Getting Out of the Dark Room – Staying Curious:

In today’s post I am looking at the importance of staying curious in the light of Karl Friston’s “Free Energy Principle” (FEP) and Ross Ashby’s ideas on indirect regulation. I have discussed Free Energy Principle here. The FEP basically states that in order to resist the natural tendency to disorder, adaptive agents must minimize surprise.

Karl Friston, the brilliant mind behind FEP noted:

the whole point of the free-energy principle is to unify all adaptive autopoietic and self-organizing behavior under one simple imperative; avoid surprises and you will last longer.

Avoiding surprises means that one has to model and anticipate a changing and itinerant world. This implies that the models used to quantify surprise must themselves embody itinerant wandering through sensory states (because they have been selected by exposure to an inconstant world): Under the free-energy principle, the agent will become an optimal (if approximate) model of its environment. This is because, mathematically, surprise is also the negative log-evidence for the model entailed by the agent. This means minimizing surprise maximizes the evidence for the agent (model). Put simply, the agent becomes a model of the environment in which it is immersed. This is exactly consistent with the Good Regulator theorem of Conant and Ashby (1970). This theorem, which is central to cybernetics, states that “every Good Regulator of a system must be a model of that system.” .. Like adaptive fitness, the free-energy formulation is not a mechanism or magic recipe for life; it is just a characterization of biological systems that exist. In fact, adaptive fitness and (negative) free energy are considered by some to be the same thing.

This idea of the agent having a model of its environment is quite important in Cybernetics.
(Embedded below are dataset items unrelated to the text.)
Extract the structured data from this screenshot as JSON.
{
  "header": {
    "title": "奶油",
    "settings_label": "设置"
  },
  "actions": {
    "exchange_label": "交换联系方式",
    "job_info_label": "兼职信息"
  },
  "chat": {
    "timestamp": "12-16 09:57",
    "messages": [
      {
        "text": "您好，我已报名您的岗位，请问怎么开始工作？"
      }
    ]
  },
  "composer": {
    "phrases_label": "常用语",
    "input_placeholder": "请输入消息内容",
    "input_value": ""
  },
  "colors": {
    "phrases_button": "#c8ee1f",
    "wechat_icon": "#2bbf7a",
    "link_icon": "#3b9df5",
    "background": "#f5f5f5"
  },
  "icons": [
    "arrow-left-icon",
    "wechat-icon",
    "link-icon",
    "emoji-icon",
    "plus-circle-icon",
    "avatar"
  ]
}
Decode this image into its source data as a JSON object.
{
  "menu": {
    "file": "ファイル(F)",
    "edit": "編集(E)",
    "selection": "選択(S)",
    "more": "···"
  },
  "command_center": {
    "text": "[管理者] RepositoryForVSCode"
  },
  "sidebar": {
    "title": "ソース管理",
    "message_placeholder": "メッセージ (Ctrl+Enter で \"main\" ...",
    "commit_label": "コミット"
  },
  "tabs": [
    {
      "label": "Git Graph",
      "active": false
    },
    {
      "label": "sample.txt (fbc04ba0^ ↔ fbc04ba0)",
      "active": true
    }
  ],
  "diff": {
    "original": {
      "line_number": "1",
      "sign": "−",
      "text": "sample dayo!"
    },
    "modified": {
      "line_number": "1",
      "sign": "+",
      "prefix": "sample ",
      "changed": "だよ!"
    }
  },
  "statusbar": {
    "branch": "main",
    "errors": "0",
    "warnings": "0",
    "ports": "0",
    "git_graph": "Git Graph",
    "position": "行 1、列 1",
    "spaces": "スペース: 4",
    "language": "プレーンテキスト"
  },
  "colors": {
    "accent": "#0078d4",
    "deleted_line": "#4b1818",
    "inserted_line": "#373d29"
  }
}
In fact, the idea of FEP can be traced back to Ashby’s ideas on Cybernetics. For an organism to survive, it needs to keep certain internal variables such as blood pressure, internal temperature etc. in a certain range. Ashby called these as essential variables, depicted by “E”. Ashby noted that the goal of regulation is to keep these essential variables in range, in the light of disturbances coming from the environment. In other words, the goal of regulation is to minimize the effect of disturbances coming in. A perfect regulation will result in no disturbances reaching the essential variables. The organism will be completely ignorant of what is going on outside in this case. When the regulation succeeds, we say that the regulator has requisite variety. It is able to counter the variety coming in from the environment. Ashby called this “the law of Requisite Variety”, and explained it succinctly as “only variety can absorb variety.” Ashby explained the direct and indirect regulation as follows:

Direct and indirect regulation occur as follows. Suppose an essential variable X has to be kept between limits x’ and x”. Whatever acts directly on X to keep it within the limits is regulating directly. It may happen, however, that there is a mechanism M available that affects X, and that will act as a regulator to keep X within the limits x’ and x” provided that a certain parameter P (parameter to M) is kept within the limits p’ and p”. If, now, any selective agent acts on P so as to keep it between p’ and p”, the end result, after M has acted, will be that X is kept between x’ and x”.

Now, in general, the quantities of regulation required to keep P in p’ and p” and to keep X in x’ to x” are independent. The law of requisite variety does not link them. Thus, it may happen that a small amount of regulation supplied to P may result in a much larger amount of regulation being shown by X.

When the regulation is direct, the amount of regulation that can be shown by X is absolutely limited to what can be supplied to it (by the law of requisite variety); when it is indirect, however, more regulation may be shown by X than is supplied to P. Indirect regulation thus permits the possibility of amplifying the amount of regulation; hence its importance.

Ashby explained the direct and indirect regulation with the following example:

Living organisms came across this possibility eons ago, for the gene-pattern is a channel of communication from parent to offspring: ‘Grow a pair of eyes,’ it says, ‘ they’ll probably come in useful; and better put hemoglobin into your veins — carbon monoxide is rare and oxygen common.’ As a channel of communication, it has a definite, finite capacity, Q say. If this capacity is used directly, then, by the law of requisite variety, the amount of regulation that the organism can use as defense against the environment cannot exceed Q. To this limit, the non-learning organisms must conform. If, however, the regulation is done indirectly, then the quantity Q, used appropriately, may enable the organism to achieve, against its environment, an amount of regulation much greater than Q. Thus, the learning organisms are no longer restricted by the limit.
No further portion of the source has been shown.